The Cotswolds weekender finishes with cocktails and a 150 quid-a-head Chinese dinner over at Estelle Manor, which is geographically convenient to my own modest, three-bedroom semi-Cotswolds stone detached home near Witney. David Beckham’s best pal, Dave Gardner, and Jessica Simon, daughter of the Accessorize retail tycoon Peter Simon, are sitting at neighbouring tables. Later on this year, the 60-acre hotel and country club will add Eynsham Baths, a Roman spa with a tepidarium bathing hall (and five pools), to its 108 rooms and suites and four restaurants. Members will want to disappear in its damask folds and silk fringes, its velvet cushions and bolsters and its flattering low-lighting, and stay for a month or two drinking negronis and snacking on haute cuisine dim-sum. Estelle’s founder, Sharan Pasricha, says he wants the wowzering design to feel “eclectic and layered… Almost like a well-travelled family friend’s home, comfortable but filled with curiosities and trinkets.”

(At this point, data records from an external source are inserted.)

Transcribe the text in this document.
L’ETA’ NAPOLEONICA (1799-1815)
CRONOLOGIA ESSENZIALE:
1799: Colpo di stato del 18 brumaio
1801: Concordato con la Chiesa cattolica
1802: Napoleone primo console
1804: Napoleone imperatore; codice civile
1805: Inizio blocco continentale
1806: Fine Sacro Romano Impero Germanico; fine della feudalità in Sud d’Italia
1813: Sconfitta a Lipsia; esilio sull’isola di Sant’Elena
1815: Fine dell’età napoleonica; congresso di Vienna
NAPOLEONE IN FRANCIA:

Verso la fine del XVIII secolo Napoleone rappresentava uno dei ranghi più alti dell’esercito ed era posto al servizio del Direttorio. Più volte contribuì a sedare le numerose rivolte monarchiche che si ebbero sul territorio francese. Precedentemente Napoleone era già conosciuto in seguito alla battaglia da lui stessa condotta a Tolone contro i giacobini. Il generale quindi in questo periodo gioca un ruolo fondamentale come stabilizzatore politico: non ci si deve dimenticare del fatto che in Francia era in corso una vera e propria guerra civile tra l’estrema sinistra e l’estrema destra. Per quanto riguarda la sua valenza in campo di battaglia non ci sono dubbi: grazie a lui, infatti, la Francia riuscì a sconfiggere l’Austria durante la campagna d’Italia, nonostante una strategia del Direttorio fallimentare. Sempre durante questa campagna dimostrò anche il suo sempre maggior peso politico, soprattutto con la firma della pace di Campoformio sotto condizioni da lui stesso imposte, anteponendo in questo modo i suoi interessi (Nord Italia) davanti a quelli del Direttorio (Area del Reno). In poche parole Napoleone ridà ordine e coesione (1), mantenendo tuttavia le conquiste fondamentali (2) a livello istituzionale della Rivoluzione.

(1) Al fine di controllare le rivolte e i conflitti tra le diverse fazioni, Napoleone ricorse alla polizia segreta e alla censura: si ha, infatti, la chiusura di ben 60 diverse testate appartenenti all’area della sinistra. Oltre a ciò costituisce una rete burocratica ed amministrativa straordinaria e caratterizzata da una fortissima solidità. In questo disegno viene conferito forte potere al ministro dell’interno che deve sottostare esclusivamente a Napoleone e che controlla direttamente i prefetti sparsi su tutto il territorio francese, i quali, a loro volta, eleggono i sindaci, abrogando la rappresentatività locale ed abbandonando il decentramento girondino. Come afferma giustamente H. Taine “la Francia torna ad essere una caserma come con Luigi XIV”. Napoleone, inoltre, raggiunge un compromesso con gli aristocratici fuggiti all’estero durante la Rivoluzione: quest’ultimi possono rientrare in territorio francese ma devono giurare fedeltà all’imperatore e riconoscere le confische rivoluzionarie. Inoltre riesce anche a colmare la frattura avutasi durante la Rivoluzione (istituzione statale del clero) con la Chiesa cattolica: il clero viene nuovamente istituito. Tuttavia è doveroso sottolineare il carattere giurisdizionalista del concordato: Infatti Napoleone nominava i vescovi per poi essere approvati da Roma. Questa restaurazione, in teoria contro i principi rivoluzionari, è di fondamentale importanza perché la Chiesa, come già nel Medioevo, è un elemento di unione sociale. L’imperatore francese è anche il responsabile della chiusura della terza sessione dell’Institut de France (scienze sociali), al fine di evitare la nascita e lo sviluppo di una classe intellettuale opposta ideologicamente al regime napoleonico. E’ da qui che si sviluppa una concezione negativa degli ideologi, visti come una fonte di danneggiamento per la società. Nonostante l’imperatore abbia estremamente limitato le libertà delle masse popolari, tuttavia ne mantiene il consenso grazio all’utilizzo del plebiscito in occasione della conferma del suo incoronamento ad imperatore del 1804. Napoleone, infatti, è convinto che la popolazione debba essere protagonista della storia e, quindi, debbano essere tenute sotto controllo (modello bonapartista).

Who will come? While Soho Farmhouse remains a magnet for millennials and social media influencers, Estelle Manor’s decor and prices mean it will cater instead for multimillionaires and fund managers. There will be families as well, Pasricha insists. “These days, many people are either working from home or happy to commute from Oxford to London,” he says. The Covid pandemic, Pasricha believes, was a major reset moment for the Cotswolds, with “formerly urban families making big lifestyle changes and moving out of London to Oxford and the surrounding areas for more space and a more beautiful setting”, he says. “Estelle Manor is for those people.”